Increased mechanisation
In agriculture, and as the use of seed drillers, harvesters, threshers and husking equipment increased, men displaced women. In textiles, power looms, button stitching machines and textile machinery phased out women’s labour. Nearly 12 million Indian women could lose their jobs by 2030 owing to automation, according to a McKinsey Global Institute report.
The income effect
With increasing household incomes, especially over the last three decades, the need for a “second income” reduced. Consequently, families withdrew women from labour as a signal of prosperity. This “income effect” can explain approximately 9 percent of the total decline in the female labour force participation rate between 2005 to 2010.
Gender gaps in higher education and skill training
Tertiary-level female enrolment rose from 2 percent in 1971 to only 30 percent in 2019 (World Bank data). As of 2018-19, only 2 percent of working-age women received formal vocational training, of which 47 percent did not join the labour force (NSSO, 2018-19). Consequently, women form only 17 percent of cloud computing, 20 percent of engineering, and 24 percent of data/artificial intelligence jobs (WEF, 2020).
Social norms
Unpaid care work continues to be a women’s responsibility, with women spending on average five hours per day on domestic work, vs. 30 minutes for men (NSSO, 2019). Women face inordinate mobility restrictions such that only 54 percent can go to a nearby market alone (NFHS, 2015-16). Women regularly sacrifice wages, career progression, and education opportunities to meet family responsibilities, safety considerations, and other restrictions.

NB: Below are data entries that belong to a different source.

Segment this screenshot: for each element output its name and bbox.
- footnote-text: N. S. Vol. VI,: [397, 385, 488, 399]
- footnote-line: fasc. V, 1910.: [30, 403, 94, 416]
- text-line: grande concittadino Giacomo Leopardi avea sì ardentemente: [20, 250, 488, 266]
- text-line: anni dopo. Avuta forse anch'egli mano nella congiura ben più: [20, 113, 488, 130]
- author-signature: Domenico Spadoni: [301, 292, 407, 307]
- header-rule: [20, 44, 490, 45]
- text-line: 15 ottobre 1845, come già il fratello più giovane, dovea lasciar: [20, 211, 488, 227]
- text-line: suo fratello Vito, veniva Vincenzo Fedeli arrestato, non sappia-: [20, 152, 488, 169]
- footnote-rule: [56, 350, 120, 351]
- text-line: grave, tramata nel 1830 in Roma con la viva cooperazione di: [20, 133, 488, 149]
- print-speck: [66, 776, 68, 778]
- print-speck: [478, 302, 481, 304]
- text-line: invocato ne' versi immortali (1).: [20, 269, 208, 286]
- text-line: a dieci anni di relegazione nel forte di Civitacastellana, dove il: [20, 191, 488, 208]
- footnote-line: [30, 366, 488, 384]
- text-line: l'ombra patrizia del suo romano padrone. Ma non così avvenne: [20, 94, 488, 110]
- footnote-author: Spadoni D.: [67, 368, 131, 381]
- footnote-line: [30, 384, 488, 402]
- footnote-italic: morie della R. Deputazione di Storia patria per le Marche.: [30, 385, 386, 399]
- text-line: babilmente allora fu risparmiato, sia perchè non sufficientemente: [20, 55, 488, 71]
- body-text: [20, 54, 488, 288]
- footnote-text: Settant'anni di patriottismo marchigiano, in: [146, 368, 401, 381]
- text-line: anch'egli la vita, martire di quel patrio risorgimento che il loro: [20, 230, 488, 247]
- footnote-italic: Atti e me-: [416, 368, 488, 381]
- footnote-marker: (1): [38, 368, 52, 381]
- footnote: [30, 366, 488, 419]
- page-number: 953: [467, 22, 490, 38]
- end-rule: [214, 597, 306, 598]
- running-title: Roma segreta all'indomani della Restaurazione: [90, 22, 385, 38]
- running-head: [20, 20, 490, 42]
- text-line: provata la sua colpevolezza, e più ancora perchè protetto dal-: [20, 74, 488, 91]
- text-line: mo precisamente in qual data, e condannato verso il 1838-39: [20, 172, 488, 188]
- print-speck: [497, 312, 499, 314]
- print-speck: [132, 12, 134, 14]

In this context, the COVID-19 pandemic has come as a shock, resulting in massive job losses for women, especially informal workers, and slower recovery of women-led microbusinesses. It has also increased domestic work, deepened gender digital divides, disrupted girls’ schooling and placed millions of female health workers at risk.
So, today, on this first Women’s Day post-COVID-19, we need to ask ourselves, where do we go from here?
To chart a gender-sensitive socio-economic recovery post-COVID-19, the government, the private sector, media, and the social sector need to work together to improve working conditions, reduce wage gaps, increase opportunities for women across sectors, and change mindsets. State governments may establish gender-based employment targets for urban public works. Central or state governments can consider introducing wage subsidies to incentivise hiring women in micro, small and medium enterprises. Governments could introduce mandatory or incentives-based gender targets across skill training institutions. Corporates should track the proportion of women at different levels of seniority across job roles. Firms and NGOs should come together to invest in bridging the digital gender divide, offering free mobile phones and laptops to girls from disadvantaged communities, and offer long term training. And most importantly, employers, community organisations, media, and social influencers should promote the anthem of making men equal care-work partners!
(The author is the founder of Nikore Associates, a youth-led economic research think tank. Views expressed are personal and do not reflect the official position or policy of the Financial Express Online.)